Percorso terapeutico durato oltre due anni

Secondo i pm - l'indagine è coordinata dal procuratore di Palermo Maurizio de Lucia e dall'aggiunto Paolo Guido - Tumbarello, medico di base di Campobello, ha assicurato a Messina Denaro l'accesso alle cure del Servizio Sanitario Nazionale attraverso un percorso terapeutico durato oltre due anni, con più di un centinaio di prescrizioni sanitarie e di analisi (o richieste di ricovero) intestate falsamente ad Andrea Bonafede, mentre in realtà a beneficiarne era il capomafia, assistito personalmente e curato dal dottore.

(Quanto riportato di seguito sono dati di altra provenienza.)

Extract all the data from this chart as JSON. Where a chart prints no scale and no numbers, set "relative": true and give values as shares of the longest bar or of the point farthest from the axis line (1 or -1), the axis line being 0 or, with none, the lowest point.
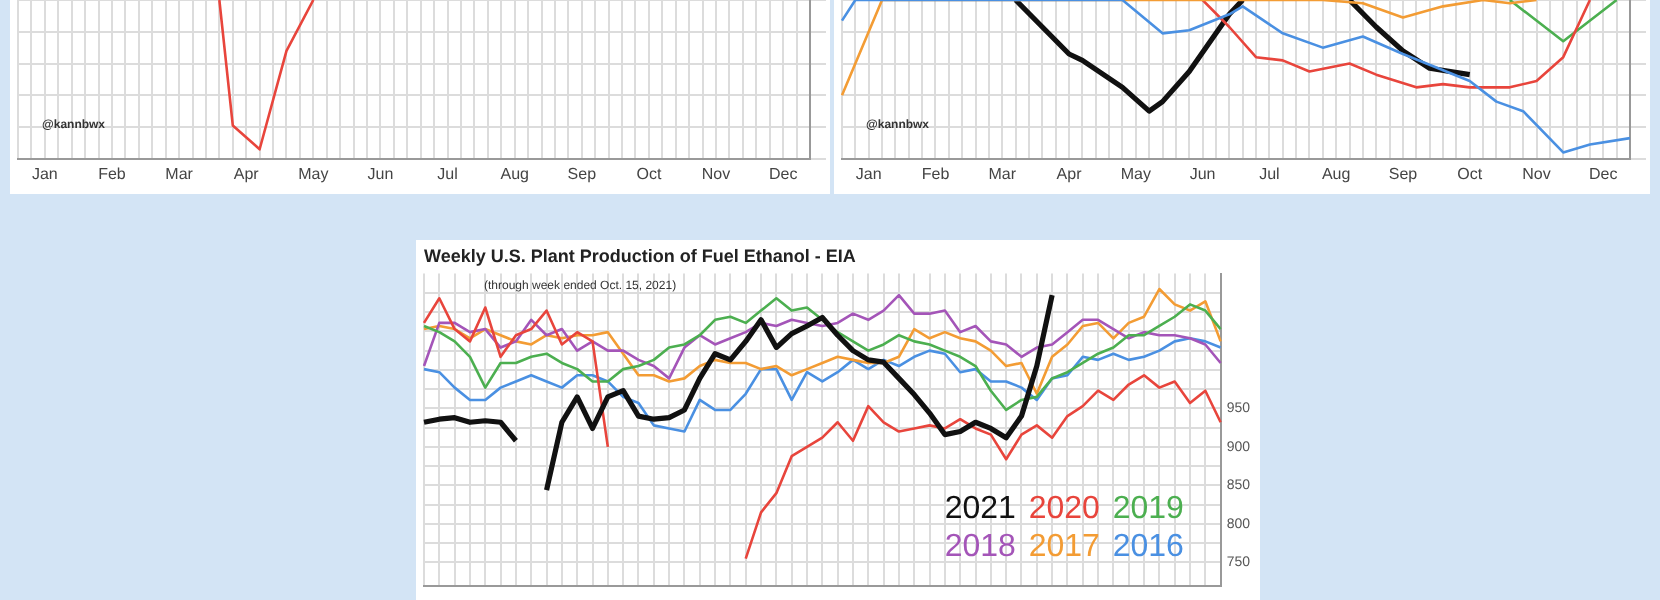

Contributo a nascondere la reale identità del boss

Tumbarello ha così garantito al "padrino" non solo le prestazioni necessarie per le gravi patologie di cui soffriva, ma gli ha assicurato riservatezza sulla sua reale identità, e dunque gli ha consentito di continuare a sottrarsi alla cattura e di restare a Campobello di Mazara a capo dell'associazione mafiosa. Bonafede si è occupato invece di ritirare le prescrizioni di farmaci ed esami clinici fatte da Tumbarello a nome del cugino, di consegnare al medico la documentazione sanitaria che di volta in volta il boss riceveva durante le cure, contribuendo così anche lui a mantenere segreta la reale identità del "paziente" e consentendogli di proseguire la latitanza.